In the analysis of food and cosmetic samples for Rhodamine B using HPTLC, several important observations were made. The Rhodamine B standard showed a distinct band at R_F 0.50, which was visible under white light, UV 254 nm, and UV 366 nm, with a maximum (λ_max) at 552 nm. This band served as a reference for comparison with the test samples. Among the tested samples, sugar-coated jelly candy and cotton candy clearly showed bands matching the Rhodamine B standard, indicating the presence of the dye. Similarly, sindoor (traditional red powder used in Hindu culture, liquid lipstick, blusher, eyeshadow and nail polish also exhibited bands at the same R_F value, confirming contamination with Rhodamine B. In contrast, tutti frutti (candied fruit mix), jelly, halwa barfi (traditional Indian sweet), and lipstick did not show any corresponding bands, suggesting that these samples were free from the dye.
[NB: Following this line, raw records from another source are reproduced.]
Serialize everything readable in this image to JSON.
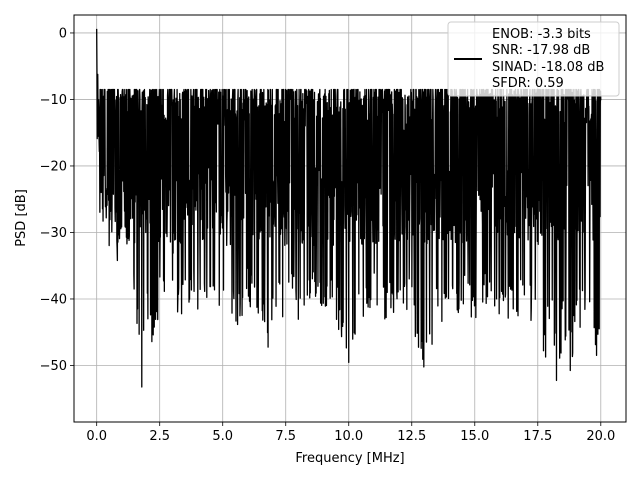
{
  "chart_data": {
    "type": "line",
    "title": "",
    "xlabel": "Frequency [MHz]",
    "ylabel": "PSD [dB]",
    "xlim": [
      -0.9,
      21.0
    ],
    "ylim": [
      -58.5,
      2.7
    ],
    "xticks": [
      0.0,
      2.5,
      5.0,
      7.5,
      10.0,
      12.5,
      15.0,
      17.5,
      20.0
    ],
    "xtick_labels": [
      "0.0",
      "2.5",
      "5.0",
      "7.5",
      "10.0",
      "12.5",
      "15.0",
      "17.5",
      "20.0"
    ],
    "yticks": [
      0,
      -10,
      -20,
      -30,
      -40,
      -50
    ],
    "ytick_labels": [
      "0",
      "−10",
      "−20",
      "−30",
      "−40",
      "−50"
    ],
    "grid": true,
    "legend_position": "top-right",
    "legend_entries": [
      "ENOB: -3.3 bits",
      "SNR: -17.98 dB",
      "SINAD: -18.08 dB",
      "SFDR: 0.59"
    ],
    "series": [
      {
        "color": "#000000",
        "x": [
          0.0,
          0.01,
          0.02,
          0.04,
          0.06,
          0.08,
          0.1,
          0.13,
          0.17,
          0.2,
          0.25,
          0.3,
          0.4,
          0.5,
          0.6,
          0.8,
          1.0,
          1.2,
          1.5,
          1.75,
          2.0,
          2.25,
          2.5,
          3.0,
          3.3,
          3.5,
          4.0,
          4.5,
          4.8,
          5.0,
          5.5,
          6.0,
          6.5,
          6.8,
          7.0,
          7.5,
          7.9,
          8.0,
          8.5,
          9.0,
          9.5,
          10.0,
          10.5,
          11.0,
          11.5,
          12.0,
          12.5,
          13.0,
          13.5,
          14.0,
          14.5,
          15.0,
          15.5,
          16.0,
          16.5,
          17.0,
          17.5,
          17.8,
          18.0,
          18.3,
          18.5,
          18.8,
          19.0,
          19.5,
          19.8,
          20.0
        ],
        "y": [
          0.0,
          -4.0,
          -17.0,
          -6.0,
          -15.0,
          -10.0,
          -20.0,
          -13.0,
          -28.5,
          -22.0,
          -25.0,
          -20.0,
          -30.0,
          -25.0,
          -27.0,
          -35.0,
          -30.0,
          -33.0,
          -40.0,
          -55.0,
          -44.0,
          -50.0,
          -42.0,
          -38.0,
          -44.0,
          -40.0,
          -42.0,
          -41.0,
          -47.0,
          -43.0,
          -45.0,
          -41.0,
          -43.0,
          -49.0,
          -42.0,
          -43.0,
          -41.0,
          -44.0,
          -42.0,
          -41.0,
          -43.0,
          -52.0,
          -43.0,
          -41.0,
          -44.0,
          -42.0,
          -43.0,
          -54.0,
          -43.0,
          -44.0,
          -42.0,
          -43.0,
          -41.0,
          -44.0,
          -43.0,
          -42.0,
          -45.0,
          -50.0,
          -43.0,
          -55.0,
          -44.0,
          -52.0,
          -45.0,
          -43.0,
          -50.0,
          -42.0
        ]
      }
    ]
  }
}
Spectral analysis further supported these results, as the spectra of positive samples closely overlapped with that of the Rhodamine B standard, confirming its identity. These observations highlight that HPTLC is a reliable and effective method for the detection of Rhodamine B in both food and cosmetic products. The study shows the importance of such testing for quality control and regulatory compliance to prevent harmful adulteration and ensure consumer safety.

[1] Shabir, G. et al. Mini-Reviews in Organic Chemistry (2018) 166.

[2] Puttegowda, S. K. B. et al. Ind J Pharm Pract (2024) 8.

[3] Knudsen, K. B. et al. Journal of nanoparticle research (2014) 2221.